Poste Italiane: da 158 anni al servizio del Paese

Nella difficile emergenza sanitaria, anche in provincia di Parma l’Azienda conferma la sua vocazione storica e il suo ruolo al servizio dei cittadini e del territorio, delle imprese e della Pubblica Amministrazione. 

Raggiunge oggi il traguardo dei 158 anni l’attività di Poste Italiane al servizio degli italiani e dello sviluppo del Paese.
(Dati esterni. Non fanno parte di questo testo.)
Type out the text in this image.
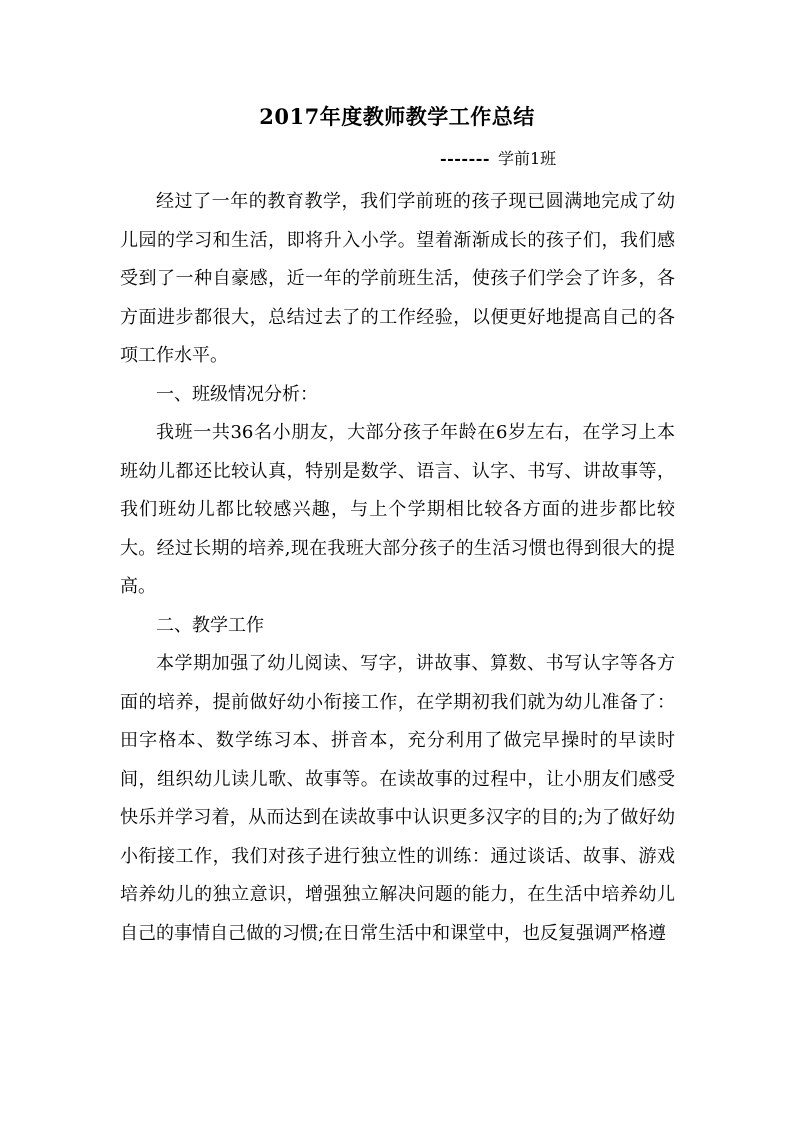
2017年度教师教学工作总结
------- 学前1班

经过了一年的教育教学，我们学前班的孩子现已圆满地完成了幼儿园的学习和生活，即将升入小学。望着渐渐成长的孩子们，我们感受到了一种自豪感，近一年的学前班生活，使孩子们学会了许多，各方面进步都很大，总结过去了的工作经验，以便更好地提高自己的各项工作水平。

一、班级情况分析：

我班一共36名小朋友，大部分孩子年龄在6岁左右，在学习上本班幼儿都还比较认真，特别是数学、语言、认字、书写、讲故事等，我们班幼儿都比较感兴趣，与上个学期相比较各方面的进步都比较大。经过长期的培养,现在我班大部分孩子的生活习惯也得到很大的提高。

二、教学工作

本学期加强了幼儿阅读、写字，讲故事、算数、书写认字等各方面的培养，提前做好幼小衔接工作，在学期初我们就为幼儿准备了：田字格本、数学练习本、拼音本，充分利用了做完早操时的早读时间，组织幼儿读儿歌、故事等。在读故事的过程中，让小朋友们感受快乐并学习着，从而达到在读故事中认识更多汉字的目的;为了做好幼小衔接工作，我们对孩子进行独立性的训练：通过谈话、故事、游戏培养幼儿的独立意识，增强独立解决问题的能力，在生活中培养幼儿自己的事情自己做的习惯;在日常生活中和课堂中，也反复强调严格遵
Un anniversario che cade nella drammatica fase di emergenza sanitaria globale provocata dal contagio da Covid-19, nel corso della quale il ruolo e la missione di Poste Italiane hanno acquistato ancor più valore e significato.
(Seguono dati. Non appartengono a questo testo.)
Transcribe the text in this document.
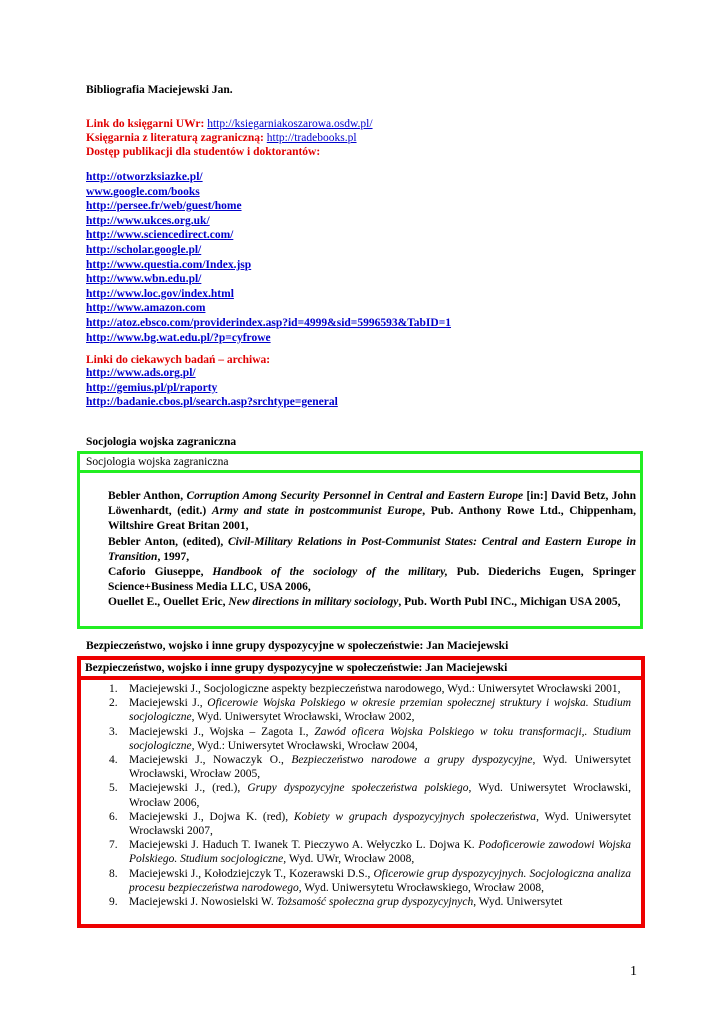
Bibliografia Maciejewski Jan.
Link do księgarni UWr: http://ksiegarniakoszarowa.osdw.pl/
Księgarnia z literaturą zagraniczną: http://tradebooks.pl
Dostęp publikacji dla studentów i doktorantów:
http://otworzksiazke.pl/
www.google.com/books
http://persee.fr/web/guest/home
http://www.ukces.org.uk/
http://www.sciencedirect.com/
http://scholar.google.pl/
http://www.questia.com/Index.jsp
http://www.wbn.edu.pl/
http://www.loc.gov/index.html
http://www.amazon.com
http://atoz.ebsco.com/providerindex.asp?id=4999&sid=5996593&TabID=1
http://www.bg.wat.edu.pl/?p=cyfrowe
Linki do ciekawych badań – archiwa:
http://www.ads.org.pl/
http://gemius.pl/pl/raporty
http://badanie.cbos.pl/search.asp?srchtype=general
Socjologia wojska zagraniczna
Socjologia wojska zagraniczna

Bebler Anthon, Corruption Among Security Personnel in Central and Eastern Europe [in:] David Betz, John Löwenhardt, (edit.) Army and state in postcommunist Europe, Pub. Anthony Rowe Ltd., Chippenham, Wiltshire Great Britan 2001,

Bebler Anton, (edited), Civil-Military Relations in Post-Communist States: Central and Eastern Europe in Transition, 1997,

Caforio Giuseppe, Handbook of the sociology of the military, Pub. Diederichs Eugen, Springer Science+Business Media LLC, USA 2006,

Ouellet E., Ouellet Eric, New directions in military sociology, Pub. Worth Publ INC., Michigan USA 2005,

Bezpieczeństwo, wojsko i inne grupy dyspozycyjne w społeczeństwie: Jan Maciejewski
Bezpieczeństwo, wojsko i inne grupy dyspozycyjne w społeczeństwie: Jan Maciejewski
1. Maciejewski J., Socjologiczne aspekty bezpieczeństwa narodowego, Wyd.: Uniwersytet Wrocławski 2001,
2. Maciejewski J., Oficerowie Wojska Polskiego w okresie przemian społecznej struktury i wojska. Studium socjologiczne, Wyd. Uniwersytet Wrocławski, Wrocław 2002,
3. Maciejewski J., Wojska – Zagota I., Zawód oficera Wojska Polskiego w toku transformacji,. Studium socjologiczne, Wyd.: Uniwersytet Wrocławski, Wrocław 2004,
4. Maciejewski J., Nowaczyk O., Bezpieczeństwo narodowe a grupy dyspozycyjne, Wyd. Uniwersytet Wrocławski, Wrocław 2005,
5. Maciejewski J., (red.), Grupy dyspozycyjne społeczeństwa polskiego, Wyd. Uniwersytet Wrocławski, Wrocław 2006,
6. Maciejewski J., Dojwa K. (red), Kobiety w grupach dyspozycyjnych społeczeństwa, Wyd. Uniwersytet Wrocławski 2007,
7. Maciejewski J. Haduch T. Iwanek T. Pieczywo A. Wełyczko L. Dojwa K. Podoficerowie zawodowi Wojska Polskiego. Studium socjologiczne, Wyd. UWr, Wrocław 2008,
8. Maciejewski J., Kołodziejczyk T., Kozerawski D.S., Oficerowie grup dyspozycyjnych. Socjologiczna analiza procesu bezpieczeństwa narodowego, Wyd. Uniwersytetu Wrocławskiego, Wrocław 2008,
9. Maciejewski J. Nowosielski W. Tożsamość społeczna grup dyspozycyjnych, Wyd. Uniwersytet
1
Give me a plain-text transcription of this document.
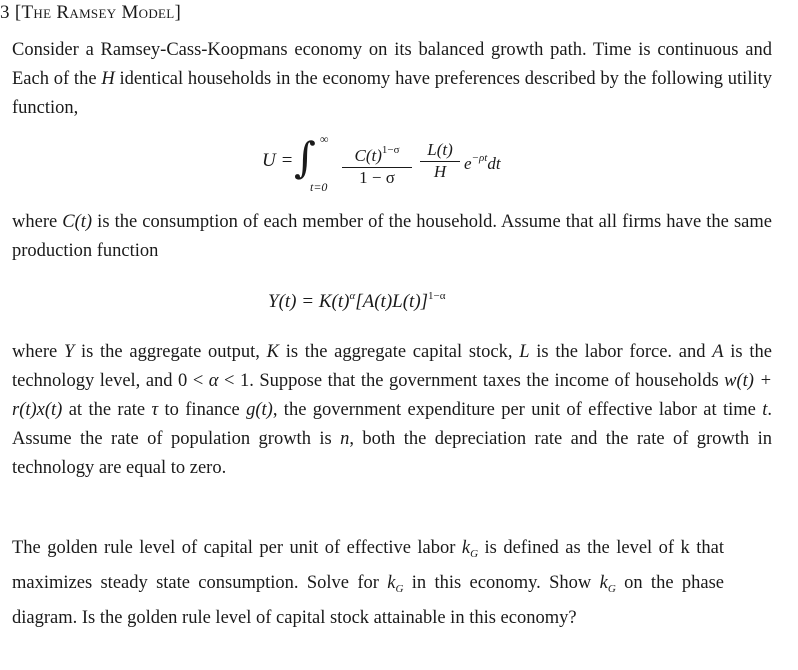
3 [The Ramsey Model]
Consider a Ramsey-Cass-Koopmans economy on its balanced growth path. Time is continuous and Each of the H identical households in the economy have preferences described by the following utility function,
U = ∫ ∞
t=0
$C(t)^{1-\sigma}$
1 − σ
L(t)
H	$e^{-\rho t}dt$
where C(t) is the consumption of each member of the household. Assume that all firms have the same production function
$Y(t) = K(t)^\alpha[A(t)L(t)]^{1-\alpha}$
where Y is the aggregate output, K is the aggregate capital stock, L is the labor force. and A is the technology level, and 0 < α < 1. Suppose that the government taxes the income of households w(t) + r(t)x(t) at the rate τ to finance g(t), the government expenditure per unit of effective labor at time t. Assume the rate of population growth is n, both the depreciation rate and the rate of growth in technology are equal to zero.
The golden rule level of capital per unit of effective labor $k_G$ is defined as the level of k that maximizes steady state consumption. Solve for $k_G$ in this economy. Show $k_G$ on the phase diagram. Is the golden rule level of capital stock attainable in this economy?
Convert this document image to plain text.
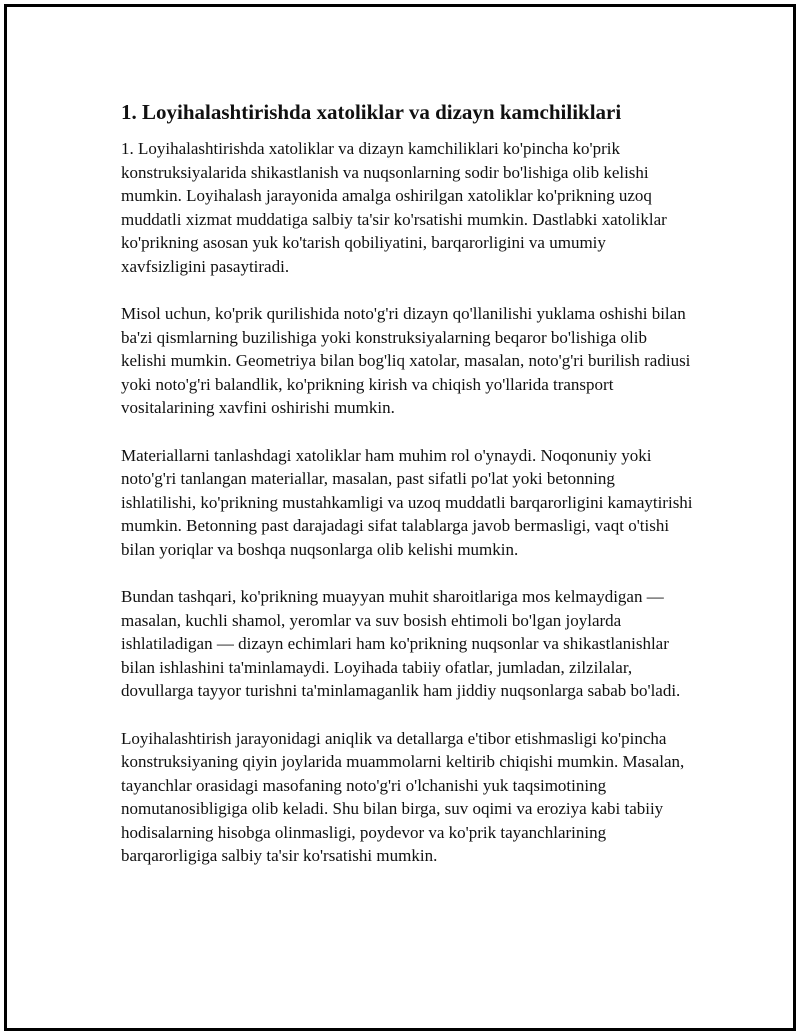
1. Loyihalashtirishda xatoliklar va dizayn kamchiliklari

1. Loyihalashtirishda xatoliklar va dizayn kamchiliklari ko'pincha ko'prik konstruksiyalarida shikastlanish va nuqsonlarning sodir bo'lishiga olib kelishi mumkin. Loyihalash jarayonida amalga oshirilgan xatoliklar ko'prikning uzoq muddatli xizmat muddatiga salbiy ta'sir ko'rsatishi mumkin. Dastlabki xatoliklar ko'prikning asosan yuk ko'tarish qobiliyatini, barqarorligini va umumiy xavfsizligini pasaytiradi.

Misol uchun, ko'prik qurilishida noto'g'ri dizayn qo'llanilishi yuklama oshishi bilan ba'zi qismlarning buzilishiga yoki konstruksiyalarning beqaror bo'lishiga olib kelishi mumkin. Geometriya bilan bog'liq xatolar, masalan, noto'g'ri burilish radiusi yoki noto'g'ri balandlik, ko'prikning kirish va chiqish yo'llarida transport vositalarining xavfini oshirishi mumkin.

Materiallarni tanlashdagi xatoliklar ham muhim rol o'ynaydi. Noqonuniy yoki noto'g'ri tanlangan materiallar, masalan, past sifatli po'lat yoki betonning ishlatilishi, ko'prikning mustahkamligi va uzoq muddatli barqarorligini kamaytirishi mumkin. Betonning past darajadagi sifat talablarga javob bermasligi, vaqt o'tishi bilan yoriqlar va boshqa nuqsonlarga olib kelishi mumkin.

Bundan tashqari, ko'prikning muayyan muhit sharoitlariga mos kelmaydigan — masalan, kuchli shamol, yeromlar va suv bosish ehtimoli bo'lgan joylarda ishlatiladigan — dizayn echimlari ham ko'prikning nuqsonlar va shikastlanishlar bilan ishlashini ta'minlamaydi. Loyihada tabiiy ofatlar, jumladan, zilzilalar, dovullarga tayyor turishni ta'minlamaganlik ham jiddiy nuqsonlarga sabab bo'ladi.

Loyihalashtirish jarayonidagi aniqlik va detallarga e'tibor etishmasligi ko'pincha konstruksiyaning qiyin joylarida muammolarni keltirib chiqishi mumkin. Masalan, tayanchlar orasidagi masofaning noto'g'ri o'lchanishi yuk taqsimotining nomutanosibligiga olib keladi. Shu bilan birga, suv oqimi va eroziya kabi tabiiy hodisalarning hisobga olinmasligi, poydevor va ko'prik tayanchlarining barqarorligiga salbiy ta'sir ko'rsatishi mumkin.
In provincia di Parma sono rimasti operativi gran parte dei 114 Uffici Postali, 112 dei quali attualmente aperti, dove i dipendenti hanno continuato a garantire il servizio ai cittadini che, inoltre, hanno potuto ricevere regolarmente la loro corrispondenza grazie al quotidiano impegno dei portalettere dei sei Centri di Distribuzione del territorio (Parma, Pilastro, Fornovo Taro, Borgotaro, Fidenza e San Secondo Parmense).

In presenza di provvedimenti restrittivi necessari per contrastare l’epidemia, le donne e gli uomini che lavorano in Poste Italiane si sono adoperati per mettere in atto tutte le misure atte a tutelare la sicurezza e la salute personali e dei clienti, garantendo continuità ad un servizio essenziale per la vita del Paese. Sono state avviate formule innovative nel campo della organizzazione del lavoro e sono state predisposte soluzioni efficaci per fornire in sicurezza tutti i servizi essenziali per i cittadini, garantendo una attenzione speciale alle categorie sociali più fragili e bisognose.
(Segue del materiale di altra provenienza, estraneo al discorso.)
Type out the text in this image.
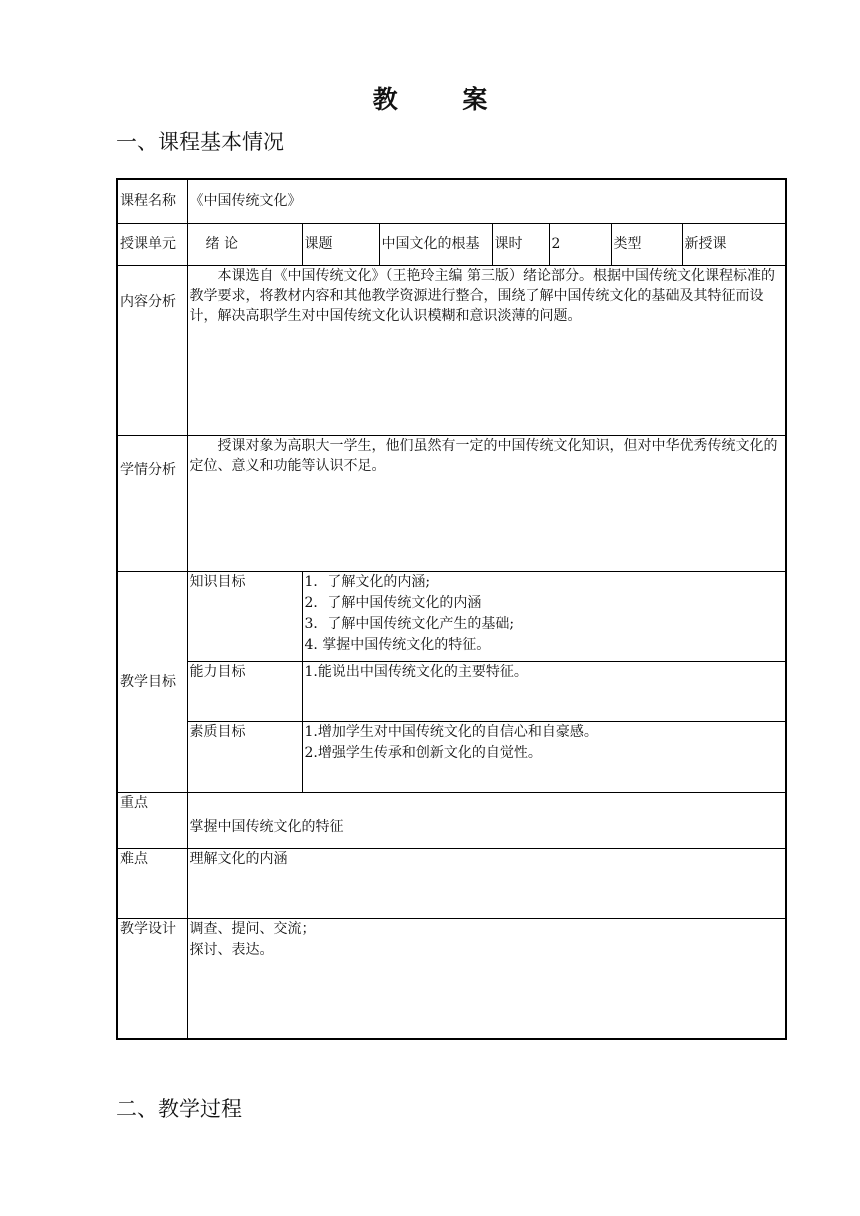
教 案
一、课程基本情况
课程名称	《中国传统文化》						
授课单元	绪 论	课题	中国文化的根基	课时	2	类型	新授课
内容分析	本课选自《中国传统文化》（王艳玲主编 第三版）绪论部分。根据中国传统文化课程标准的教学要求，将教材内容和其他教学资源进行整合，围绕了解中国传统文化的基础及其特征而设计，解决高职学生对中国传统文化认识模糊和意识淡薄的问题。						

学情分析	授课对象为高职大一学生，他们虽然有一定的中国传统文化知识，但对中华优秀传统文化的定位、意义和功能等认识不足。						

教学目标	知识目标	1．了解文化的内涵;
2．了解中国传统文化的内涵
3．了解中国传统文化产生的基础;
4. 掌握中国传统文化的特征。					

	能力目标	1.能说出中国传统文化的主要特征。					

	素质目标	1.增加学生对中国传统文化的自信心和自豪感。
2.增强学生传承和创新文化的自觉性。					

重点	掌握中国传统文化的特征						
难点	理解文化的内涵						
教学设计	调查、提问、交流；
探讨、表达。						
二、教学过程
In coerenza con i suoi 158 anni di attività, oggi come ieri la storia di Poste Italiane e dei suoi 130.000 lavoratori si è così intrecciata con quella dell’Italia. Con i suoi portalettere, gli Uffici Postali, con la raccolta del risparmio che ha permesso la realizzazione delle grandi opere che hanno modernizzato l’Italia, Poste Italiane è oggi un punto di riferimento per tutti i cittadini come lo fu nel secolo scorso, in qualità di artefice della missione unitaria che puntava a “fare gli italiani”.

Oggi Poste Italiane, quotata alla Borsa di Milano, rappresenta la più grande rete di distribuzione di servizi in Italia. Le sue attività comprendono il recapito di corrispondenza e pacchi, i servizi finanziari e assicurativi, i sistemi di pagamento e la telefonia mobile. Con una rete di oltre 12.800 uffici postali, circa 130 mila dipendenti, 536 miliardi di euro di attività finanziarie totali e 35 milioni di clienti, il Gruppo è parte integrante del tessuto sociale e produttivo del Paese e rappresenta una realtà unica in Italia per dimensioni, riconoscibilità, capillarità e fiducia da parte della clientela.